Ce cuvelage sera fait suivant les règles de l'art sous la supervision et la responsabilité de l'administrateur et sera couvert par sa garantie.
Notamment ce cuvelage devra être effectué de façon telle à maintenir l'espace libre entre le plafond et le plancher fini du sous-sol une distance suffisante pour que les pièces du sous-sol puissent être habitables conformément aux règlements municipaux et aux codes de construction applicables."
[42] Et, afin d'assurer le respect et l'exécution de la transaction intervenue, le Tribunal d'arbitrage a le pouvoir de prendre toutes décisions à ces fins et… conservera pleine juridiction sur le présent dossier jusqu'à son exécution totale.
[43] En conséquence, le Tribunal d'arbitrage est d'opinion de donner suite à l'entente et d'ordonner à l'administrateur de la garantie d'effectuer ou de faire effectuer promptement et à ses frais, un cuvelage du bâtiment résidentiel des bénéficiaires de façon à rendre étanche à l'eau ses fondations. D'exécuter ou de faire exécuter ce cuvelage suivant les règles de l'art sous la supervision et la responsabilité de l'inspecteur de l'administrateur de la garantie et de garantir l'ouvrage. Notamment, ce cuvelage devra être effectué de façon telle à maintenir l'espace libre entre le plafond et le plancher fini du sous-sol à une distance suffisante pour que les pièces du sous-sol puissent être habitables conformément aux règlements municipaux et aux codes de construction applicables.
[44] À l'audience, les parties ont demandé au Tribunal d'arbitrage de fixer un délai aux parties pour en venir à une entente "sur les modalités de soumission" et de fixer une échéance pour le début des travaux ; mais n'ont suggéré aucune balise. En l'espèce, l'expression «modalités de soumission» peut être interprétée de manière inclusive ou limitative. Au sens restreint, elle peut équivaloir à n'inclure que les conditions et modalités de soumissions.

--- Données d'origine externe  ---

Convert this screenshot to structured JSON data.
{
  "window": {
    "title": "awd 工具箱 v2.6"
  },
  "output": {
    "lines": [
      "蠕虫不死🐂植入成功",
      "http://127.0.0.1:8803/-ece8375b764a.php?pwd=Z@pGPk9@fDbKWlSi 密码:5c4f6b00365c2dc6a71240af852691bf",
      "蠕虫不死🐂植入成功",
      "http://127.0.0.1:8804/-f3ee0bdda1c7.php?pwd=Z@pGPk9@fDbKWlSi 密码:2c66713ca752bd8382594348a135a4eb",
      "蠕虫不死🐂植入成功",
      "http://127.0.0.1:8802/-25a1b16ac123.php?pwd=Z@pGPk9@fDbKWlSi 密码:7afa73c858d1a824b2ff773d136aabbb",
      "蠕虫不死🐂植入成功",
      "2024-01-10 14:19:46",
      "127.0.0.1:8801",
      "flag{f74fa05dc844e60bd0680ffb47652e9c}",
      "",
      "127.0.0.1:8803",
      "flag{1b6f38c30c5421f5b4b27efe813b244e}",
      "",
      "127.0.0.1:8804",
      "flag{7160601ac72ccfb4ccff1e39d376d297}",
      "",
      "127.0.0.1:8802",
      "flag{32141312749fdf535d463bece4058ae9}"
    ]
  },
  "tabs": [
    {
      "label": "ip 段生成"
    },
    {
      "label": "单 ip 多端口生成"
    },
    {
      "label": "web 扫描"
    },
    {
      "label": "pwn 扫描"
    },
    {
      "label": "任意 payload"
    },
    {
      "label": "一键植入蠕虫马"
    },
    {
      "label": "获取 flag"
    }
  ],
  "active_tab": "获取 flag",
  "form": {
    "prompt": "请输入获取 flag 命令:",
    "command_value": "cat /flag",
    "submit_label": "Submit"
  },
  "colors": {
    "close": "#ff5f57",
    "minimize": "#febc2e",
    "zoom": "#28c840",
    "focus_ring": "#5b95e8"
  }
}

Au sens large, elle peut viser toute l'opération de l'appel d'offres, soit de la confection du cahier de charge au complet, c'est-à-dire la rédaction du devis technique et la conception des plans, en y incluant toutes les clauses générales, particulières et techniques nécessaires ; sans oublier d'inclure les conditions et modalités de soumissions ; l'appel d'offres proprement dit ; et l'adjudication du contrat.
[45] Le Tribunal d'arbitrage estime qu'il fait plus de sens qu'elle soit interprétée dans son sens large de manière à viser toute l'opération de l'appel d'offres.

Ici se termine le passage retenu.